Closed rcrath closed 7 years ago
Need to conform the database values to a standard
Still in progress
Last week we talked about clustering user interests and making tokens by splitting at the comma. How should we handle interests that have been entered as full sentences and may have commas within them? One possibility is to delimit with ";"
What do you think @rcrath?
TL;DR: Keep it comma delimited, massage current data before importing, use clear instructions and dropdown suggestions to guide users to short tags.

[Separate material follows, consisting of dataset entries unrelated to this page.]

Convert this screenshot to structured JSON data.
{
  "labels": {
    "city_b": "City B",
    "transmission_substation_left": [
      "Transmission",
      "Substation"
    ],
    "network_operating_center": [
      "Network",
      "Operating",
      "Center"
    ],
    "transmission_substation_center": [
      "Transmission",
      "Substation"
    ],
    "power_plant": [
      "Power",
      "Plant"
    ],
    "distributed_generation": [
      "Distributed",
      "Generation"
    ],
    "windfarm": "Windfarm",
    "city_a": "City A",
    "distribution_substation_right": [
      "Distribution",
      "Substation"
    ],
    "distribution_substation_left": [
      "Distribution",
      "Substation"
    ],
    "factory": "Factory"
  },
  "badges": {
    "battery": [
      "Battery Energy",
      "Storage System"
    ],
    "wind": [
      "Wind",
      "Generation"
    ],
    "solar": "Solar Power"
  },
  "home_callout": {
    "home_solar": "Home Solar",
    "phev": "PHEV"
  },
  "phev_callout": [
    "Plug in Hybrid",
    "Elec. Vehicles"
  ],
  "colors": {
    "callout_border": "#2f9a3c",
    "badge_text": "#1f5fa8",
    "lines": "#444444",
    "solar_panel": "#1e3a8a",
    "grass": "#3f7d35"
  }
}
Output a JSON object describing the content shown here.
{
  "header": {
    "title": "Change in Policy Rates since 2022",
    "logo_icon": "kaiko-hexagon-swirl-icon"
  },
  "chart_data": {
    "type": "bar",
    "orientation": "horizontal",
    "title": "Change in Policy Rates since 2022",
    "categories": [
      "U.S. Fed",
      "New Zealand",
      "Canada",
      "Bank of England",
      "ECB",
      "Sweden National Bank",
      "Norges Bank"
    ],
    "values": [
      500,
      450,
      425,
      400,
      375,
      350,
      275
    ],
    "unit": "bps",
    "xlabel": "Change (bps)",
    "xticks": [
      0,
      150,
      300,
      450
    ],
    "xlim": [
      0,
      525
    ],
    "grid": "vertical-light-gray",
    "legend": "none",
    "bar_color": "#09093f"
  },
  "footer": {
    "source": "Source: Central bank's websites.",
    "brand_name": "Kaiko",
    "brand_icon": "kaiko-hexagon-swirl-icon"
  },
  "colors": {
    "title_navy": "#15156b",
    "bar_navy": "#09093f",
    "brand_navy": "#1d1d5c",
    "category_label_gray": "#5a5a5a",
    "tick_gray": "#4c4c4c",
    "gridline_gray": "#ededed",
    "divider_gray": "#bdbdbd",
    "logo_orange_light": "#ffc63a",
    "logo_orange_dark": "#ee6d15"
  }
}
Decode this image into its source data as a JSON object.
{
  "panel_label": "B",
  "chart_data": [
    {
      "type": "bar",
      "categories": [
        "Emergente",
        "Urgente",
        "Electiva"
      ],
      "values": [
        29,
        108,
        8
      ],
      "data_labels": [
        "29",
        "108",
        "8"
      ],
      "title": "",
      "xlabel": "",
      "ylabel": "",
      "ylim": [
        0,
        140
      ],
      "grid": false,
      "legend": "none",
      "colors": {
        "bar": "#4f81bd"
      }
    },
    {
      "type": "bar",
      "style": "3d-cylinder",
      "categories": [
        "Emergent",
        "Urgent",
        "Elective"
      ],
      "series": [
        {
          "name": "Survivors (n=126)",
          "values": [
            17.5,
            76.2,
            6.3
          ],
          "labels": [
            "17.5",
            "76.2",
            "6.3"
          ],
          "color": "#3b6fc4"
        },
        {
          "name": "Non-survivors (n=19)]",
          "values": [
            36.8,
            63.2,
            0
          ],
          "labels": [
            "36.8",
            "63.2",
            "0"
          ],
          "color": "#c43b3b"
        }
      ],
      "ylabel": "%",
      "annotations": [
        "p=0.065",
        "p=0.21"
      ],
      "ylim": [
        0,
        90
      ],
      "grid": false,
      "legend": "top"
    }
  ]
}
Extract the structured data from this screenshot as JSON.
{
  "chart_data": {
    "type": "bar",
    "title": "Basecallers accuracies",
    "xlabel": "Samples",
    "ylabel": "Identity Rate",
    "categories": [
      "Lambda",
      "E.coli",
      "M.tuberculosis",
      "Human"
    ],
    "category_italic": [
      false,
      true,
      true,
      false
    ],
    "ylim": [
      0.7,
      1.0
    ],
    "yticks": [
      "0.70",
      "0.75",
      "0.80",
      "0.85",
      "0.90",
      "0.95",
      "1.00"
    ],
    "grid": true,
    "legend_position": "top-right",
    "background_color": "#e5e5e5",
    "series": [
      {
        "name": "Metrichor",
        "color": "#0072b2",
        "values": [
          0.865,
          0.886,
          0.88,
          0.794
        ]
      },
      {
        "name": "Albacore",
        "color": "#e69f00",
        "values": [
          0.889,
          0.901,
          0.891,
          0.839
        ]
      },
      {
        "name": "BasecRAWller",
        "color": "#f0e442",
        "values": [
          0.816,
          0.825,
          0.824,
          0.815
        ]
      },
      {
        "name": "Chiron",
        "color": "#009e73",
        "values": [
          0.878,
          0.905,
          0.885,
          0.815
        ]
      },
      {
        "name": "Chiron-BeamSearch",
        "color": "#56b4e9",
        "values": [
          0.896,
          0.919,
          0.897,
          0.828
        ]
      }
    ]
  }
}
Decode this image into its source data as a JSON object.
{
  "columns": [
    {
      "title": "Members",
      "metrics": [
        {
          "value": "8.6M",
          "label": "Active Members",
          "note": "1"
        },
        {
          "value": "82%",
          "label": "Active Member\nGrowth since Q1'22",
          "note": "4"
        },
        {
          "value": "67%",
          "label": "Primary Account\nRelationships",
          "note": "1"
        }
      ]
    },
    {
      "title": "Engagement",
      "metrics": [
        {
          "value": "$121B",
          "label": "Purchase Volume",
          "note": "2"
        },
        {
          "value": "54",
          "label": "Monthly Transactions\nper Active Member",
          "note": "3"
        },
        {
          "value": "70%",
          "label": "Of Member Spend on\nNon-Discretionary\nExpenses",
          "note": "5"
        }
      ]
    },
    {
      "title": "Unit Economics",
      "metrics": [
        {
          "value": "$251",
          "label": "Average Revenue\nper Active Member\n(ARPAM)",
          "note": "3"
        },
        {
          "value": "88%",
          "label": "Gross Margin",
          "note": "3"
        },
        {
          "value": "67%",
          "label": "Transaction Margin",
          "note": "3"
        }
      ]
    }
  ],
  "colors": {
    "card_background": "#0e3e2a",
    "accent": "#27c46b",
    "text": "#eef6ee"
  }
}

I think we should keep the comma. Wordpress and soundcloud both have pretty good models for doing this. If people know that a comma creates a new tag, they will be pretty good at keeping the tags short. We will need to manually massage the data that is already in there. I did that and and put CSV in in memberconnect/docs for working on the clustering. I did not attach it to users though, so will need to do it again before we import data. It took about fifteen minutes and I don't mind doing it again. When entering new data, I lean toward dealing with it by a clear instructional label that commas separate tags. People are pretty used to that I think. As long as they can delete and re-enter, if they see odd results from a sentence with a comma in it, they can delete and redo. My hope is that between the instructions and the drop-down autocomplete that this will mostly be the odd exception rather than the rule. If we do semicolons, someone will then write a sentence with a semicolon in it or wnat to make TL;DR a tag, so I don't see that as a solution. The "proper way" SQL way would be to enclose tags in quotes to escape the commas, with commas still as the delimiters, but that is too much to expect from the user I think.
I'm going to close this as the solution to the original problem is to massage the data properly so it imports well.